MirceaKitsune commented 4 years ago

I see, thanks for clarifying. I wouldn't split it into too many files, but would do at least 3 categories at this point: Internal translations for base features (eg: main menu stuff), one for the names and descriptions of things defined by databases (npc's, monsters, techniques, items), and the other to store only dialog content (sign text and NPC conversations). I feel this would be a little easier to handle, and not too hard to maintain since it's just a few categories and you easily know which to go to.

The json ones I'd perhaps move to a deprecated subdirectory, to make that more clear for others who could be confused by what they mean.

bitcraft commented 4 years ago

The json ones I'd perhaps move to a deprecated subdirectory, to make that more clear for others who could be confused by what they mean.

sure. we could make a new top-level folder called "deprecated" and put the json translations there. new, separate pr for that move please.

im still not convinced that we need to split the locale files. the idea that i as a translator would have to break down translations into arbitrary groups seems like a headache. consider the word "OK". does that go with the menus? should it go in dialogs? having several files means its more likely to have a name collision with the labels; ie defining the same string in multiple places. too much cognitive load for little benefit. a simple flat file is easy to find strings, copy/paste, search/replace, and edit. arbitrary labeling of data files is an anti-pattern, and one i want to avoid.

there is an issue with locale right now anyway that blocks distribute on tuxemon on some platforms and i really don't want to have two issues working on the same system at once. lets get the "building translations on game startup breaks the game when it is installed by a package manager" issue fixed, then revisit this.

i think you are missing a better alternative which is simply being able to load many translations at once, which a search in each translation in a specific order. this would solve the issue of mods defining their own strings. i support this idea, but not that we need to split translation files into "menu items", "monsters", etc.

lets not get caught up on this detail and focus on features that benefit the game.

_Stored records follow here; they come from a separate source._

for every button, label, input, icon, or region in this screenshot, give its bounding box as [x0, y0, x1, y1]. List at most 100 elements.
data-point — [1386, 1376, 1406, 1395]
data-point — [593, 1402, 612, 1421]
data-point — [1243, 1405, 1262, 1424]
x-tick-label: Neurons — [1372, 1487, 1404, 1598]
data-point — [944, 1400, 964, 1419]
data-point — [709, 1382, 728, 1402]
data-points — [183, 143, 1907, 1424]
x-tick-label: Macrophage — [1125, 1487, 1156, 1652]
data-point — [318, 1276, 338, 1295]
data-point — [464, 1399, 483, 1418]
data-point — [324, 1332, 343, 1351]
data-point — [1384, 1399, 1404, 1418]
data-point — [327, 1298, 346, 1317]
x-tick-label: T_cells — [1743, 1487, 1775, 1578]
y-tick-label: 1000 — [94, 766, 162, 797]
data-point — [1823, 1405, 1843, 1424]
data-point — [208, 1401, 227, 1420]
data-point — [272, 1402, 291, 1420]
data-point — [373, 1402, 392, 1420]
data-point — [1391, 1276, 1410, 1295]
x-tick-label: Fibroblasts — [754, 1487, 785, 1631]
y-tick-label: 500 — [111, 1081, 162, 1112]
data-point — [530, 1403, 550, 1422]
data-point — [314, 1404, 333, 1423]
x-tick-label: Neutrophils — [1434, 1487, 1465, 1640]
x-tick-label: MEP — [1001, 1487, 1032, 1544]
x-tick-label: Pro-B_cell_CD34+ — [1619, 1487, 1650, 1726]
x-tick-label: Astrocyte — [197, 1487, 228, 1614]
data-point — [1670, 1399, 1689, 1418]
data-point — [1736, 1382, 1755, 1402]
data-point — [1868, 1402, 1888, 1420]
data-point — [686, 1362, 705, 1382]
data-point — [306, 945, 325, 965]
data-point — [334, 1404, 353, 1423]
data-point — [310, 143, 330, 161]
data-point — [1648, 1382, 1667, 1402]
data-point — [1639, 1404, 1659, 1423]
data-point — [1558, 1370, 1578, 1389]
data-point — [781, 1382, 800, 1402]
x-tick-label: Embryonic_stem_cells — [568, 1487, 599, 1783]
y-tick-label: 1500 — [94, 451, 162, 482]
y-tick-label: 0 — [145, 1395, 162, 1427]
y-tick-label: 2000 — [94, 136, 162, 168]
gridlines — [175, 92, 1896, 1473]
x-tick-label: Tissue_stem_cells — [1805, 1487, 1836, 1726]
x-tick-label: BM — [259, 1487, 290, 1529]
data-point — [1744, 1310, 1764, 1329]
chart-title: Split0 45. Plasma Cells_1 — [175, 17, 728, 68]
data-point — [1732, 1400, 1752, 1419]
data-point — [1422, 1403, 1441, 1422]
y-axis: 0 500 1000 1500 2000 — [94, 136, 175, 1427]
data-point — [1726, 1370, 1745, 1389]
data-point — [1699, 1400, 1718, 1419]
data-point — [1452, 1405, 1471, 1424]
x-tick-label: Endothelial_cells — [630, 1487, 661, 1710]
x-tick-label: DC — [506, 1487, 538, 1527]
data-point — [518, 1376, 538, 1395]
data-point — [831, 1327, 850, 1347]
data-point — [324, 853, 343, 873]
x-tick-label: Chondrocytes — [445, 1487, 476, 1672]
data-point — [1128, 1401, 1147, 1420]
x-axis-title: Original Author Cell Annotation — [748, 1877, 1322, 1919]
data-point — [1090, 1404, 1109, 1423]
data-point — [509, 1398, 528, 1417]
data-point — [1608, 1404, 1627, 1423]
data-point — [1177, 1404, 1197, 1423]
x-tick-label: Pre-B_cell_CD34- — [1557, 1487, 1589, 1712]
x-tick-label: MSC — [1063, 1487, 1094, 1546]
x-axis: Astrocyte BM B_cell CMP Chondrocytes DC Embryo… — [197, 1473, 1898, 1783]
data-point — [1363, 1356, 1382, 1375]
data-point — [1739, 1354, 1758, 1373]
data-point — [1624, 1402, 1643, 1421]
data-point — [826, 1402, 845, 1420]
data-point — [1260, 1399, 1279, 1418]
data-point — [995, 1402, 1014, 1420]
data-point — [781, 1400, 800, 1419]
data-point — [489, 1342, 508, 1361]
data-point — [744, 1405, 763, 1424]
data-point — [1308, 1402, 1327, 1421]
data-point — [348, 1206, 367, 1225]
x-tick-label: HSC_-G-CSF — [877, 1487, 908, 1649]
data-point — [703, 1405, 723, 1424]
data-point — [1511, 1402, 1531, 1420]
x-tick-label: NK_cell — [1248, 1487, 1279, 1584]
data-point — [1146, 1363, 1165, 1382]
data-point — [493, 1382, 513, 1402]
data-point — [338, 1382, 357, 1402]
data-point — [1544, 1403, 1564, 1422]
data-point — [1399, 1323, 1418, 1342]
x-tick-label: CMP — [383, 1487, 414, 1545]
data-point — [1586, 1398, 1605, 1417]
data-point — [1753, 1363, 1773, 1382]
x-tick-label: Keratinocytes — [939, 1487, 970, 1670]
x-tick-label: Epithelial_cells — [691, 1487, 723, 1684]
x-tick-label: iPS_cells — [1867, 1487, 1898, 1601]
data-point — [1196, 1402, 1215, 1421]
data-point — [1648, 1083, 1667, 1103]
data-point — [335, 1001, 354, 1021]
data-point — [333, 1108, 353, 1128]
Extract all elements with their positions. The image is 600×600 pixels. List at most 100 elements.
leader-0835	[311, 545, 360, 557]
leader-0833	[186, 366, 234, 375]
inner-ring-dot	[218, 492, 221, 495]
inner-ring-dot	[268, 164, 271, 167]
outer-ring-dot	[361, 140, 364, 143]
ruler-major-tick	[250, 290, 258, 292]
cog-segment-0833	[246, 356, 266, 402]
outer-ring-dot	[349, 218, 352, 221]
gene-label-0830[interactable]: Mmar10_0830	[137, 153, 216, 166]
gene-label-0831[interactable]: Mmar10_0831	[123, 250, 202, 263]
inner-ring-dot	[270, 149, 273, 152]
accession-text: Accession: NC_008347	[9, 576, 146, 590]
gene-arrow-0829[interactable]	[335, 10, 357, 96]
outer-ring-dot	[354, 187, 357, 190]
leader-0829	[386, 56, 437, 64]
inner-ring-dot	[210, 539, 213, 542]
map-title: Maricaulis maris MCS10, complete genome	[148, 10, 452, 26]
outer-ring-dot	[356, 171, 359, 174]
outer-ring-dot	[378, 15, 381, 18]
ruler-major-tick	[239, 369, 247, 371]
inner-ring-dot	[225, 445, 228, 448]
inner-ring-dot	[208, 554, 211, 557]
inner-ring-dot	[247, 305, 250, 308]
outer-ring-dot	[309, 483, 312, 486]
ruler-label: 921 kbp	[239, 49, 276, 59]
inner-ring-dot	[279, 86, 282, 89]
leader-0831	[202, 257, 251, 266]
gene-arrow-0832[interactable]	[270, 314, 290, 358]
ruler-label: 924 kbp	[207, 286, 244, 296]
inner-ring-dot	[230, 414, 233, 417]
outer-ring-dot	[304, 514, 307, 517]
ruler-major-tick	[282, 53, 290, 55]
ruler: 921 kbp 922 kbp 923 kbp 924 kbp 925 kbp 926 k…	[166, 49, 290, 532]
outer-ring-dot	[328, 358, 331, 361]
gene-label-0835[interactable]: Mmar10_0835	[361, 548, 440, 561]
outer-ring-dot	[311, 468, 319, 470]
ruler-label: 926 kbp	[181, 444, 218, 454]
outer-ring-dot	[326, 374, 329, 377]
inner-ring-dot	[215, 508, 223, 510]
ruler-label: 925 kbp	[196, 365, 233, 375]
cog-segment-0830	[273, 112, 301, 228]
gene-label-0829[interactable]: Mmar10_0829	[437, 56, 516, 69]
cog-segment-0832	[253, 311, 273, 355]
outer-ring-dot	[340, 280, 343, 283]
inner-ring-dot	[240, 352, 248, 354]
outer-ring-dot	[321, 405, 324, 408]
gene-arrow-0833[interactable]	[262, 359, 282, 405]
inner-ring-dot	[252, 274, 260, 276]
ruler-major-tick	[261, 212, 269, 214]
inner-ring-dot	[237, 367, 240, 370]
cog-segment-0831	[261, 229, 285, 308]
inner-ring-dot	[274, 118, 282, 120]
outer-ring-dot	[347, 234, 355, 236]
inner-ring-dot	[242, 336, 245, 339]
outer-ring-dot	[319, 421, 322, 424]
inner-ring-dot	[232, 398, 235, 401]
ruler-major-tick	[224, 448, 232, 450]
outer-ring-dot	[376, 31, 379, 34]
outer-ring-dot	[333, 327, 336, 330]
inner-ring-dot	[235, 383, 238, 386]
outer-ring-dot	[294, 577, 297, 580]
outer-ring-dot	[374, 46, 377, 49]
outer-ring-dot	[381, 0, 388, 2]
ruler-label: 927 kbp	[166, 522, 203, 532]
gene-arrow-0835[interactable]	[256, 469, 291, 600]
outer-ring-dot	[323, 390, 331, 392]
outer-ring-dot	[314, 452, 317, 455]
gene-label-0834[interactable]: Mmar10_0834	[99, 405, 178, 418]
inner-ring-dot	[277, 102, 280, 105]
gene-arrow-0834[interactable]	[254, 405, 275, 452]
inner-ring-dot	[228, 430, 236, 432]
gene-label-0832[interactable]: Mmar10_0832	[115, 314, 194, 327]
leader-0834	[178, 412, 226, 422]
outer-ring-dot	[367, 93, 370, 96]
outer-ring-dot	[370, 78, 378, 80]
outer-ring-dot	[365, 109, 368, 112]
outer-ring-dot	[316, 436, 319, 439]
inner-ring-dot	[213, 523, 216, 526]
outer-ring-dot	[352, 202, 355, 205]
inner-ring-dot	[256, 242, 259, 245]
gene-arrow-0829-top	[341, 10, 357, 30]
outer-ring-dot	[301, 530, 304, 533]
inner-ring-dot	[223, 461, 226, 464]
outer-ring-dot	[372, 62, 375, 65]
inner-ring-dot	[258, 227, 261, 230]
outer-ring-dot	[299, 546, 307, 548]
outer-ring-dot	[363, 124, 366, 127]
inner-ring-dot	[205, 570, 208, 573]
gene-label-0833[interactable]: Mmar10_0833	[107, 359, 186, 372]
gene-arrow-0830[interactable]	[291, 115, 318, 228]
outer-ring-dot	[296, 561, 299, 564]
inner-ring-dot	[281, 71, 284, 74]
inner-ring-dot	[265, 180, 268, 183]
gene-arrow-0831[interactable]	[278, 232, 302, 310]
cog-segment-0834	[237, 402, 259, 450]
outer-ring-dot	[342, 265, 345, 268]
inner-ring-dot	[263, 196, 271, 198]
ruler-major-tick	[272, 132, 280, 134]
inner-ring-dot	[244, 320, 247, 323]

MirceaKitsune commented 4 years ago

I see your point. My main issue was the thought that whenever someone makes a custom game with its own dialogue, they'll have to copy the entire translation file including builtin engine translations... if a new one is added by the code, they'll need to manually copy-paste those changes into their version. Such a large file is also a little harder to go through and find things, although having comments indicating where a category stops and another starts helps with that a bit.

Perhaps this is indeed something that shouldn't be messed with for now. Maybe later we can code just the ability to load all translation files in the directory, but keep the default ones unchanged: That way if a game developer wishes to use this model, they can but the normal definitions stay the same.

bitcraft commented 4 years ago

I'll open a new issue related to mods which allows multiple translations to be loaded. This will be different from "splitting a translation into multiple files organized by category".

bitcraft commented 4 years ago

Discussion for "translation mod support": #602

xirsoi commented 4 years ago

I think that, if the engine is capable/willing to load arbitrary locale files it will solve Mircea's issues. Other game projects could then organize their localizations in whatever arbitrary way suits their needs.

I don't know if that's already the case, or if that will be addressed by #602 , but I think it'll do what they want.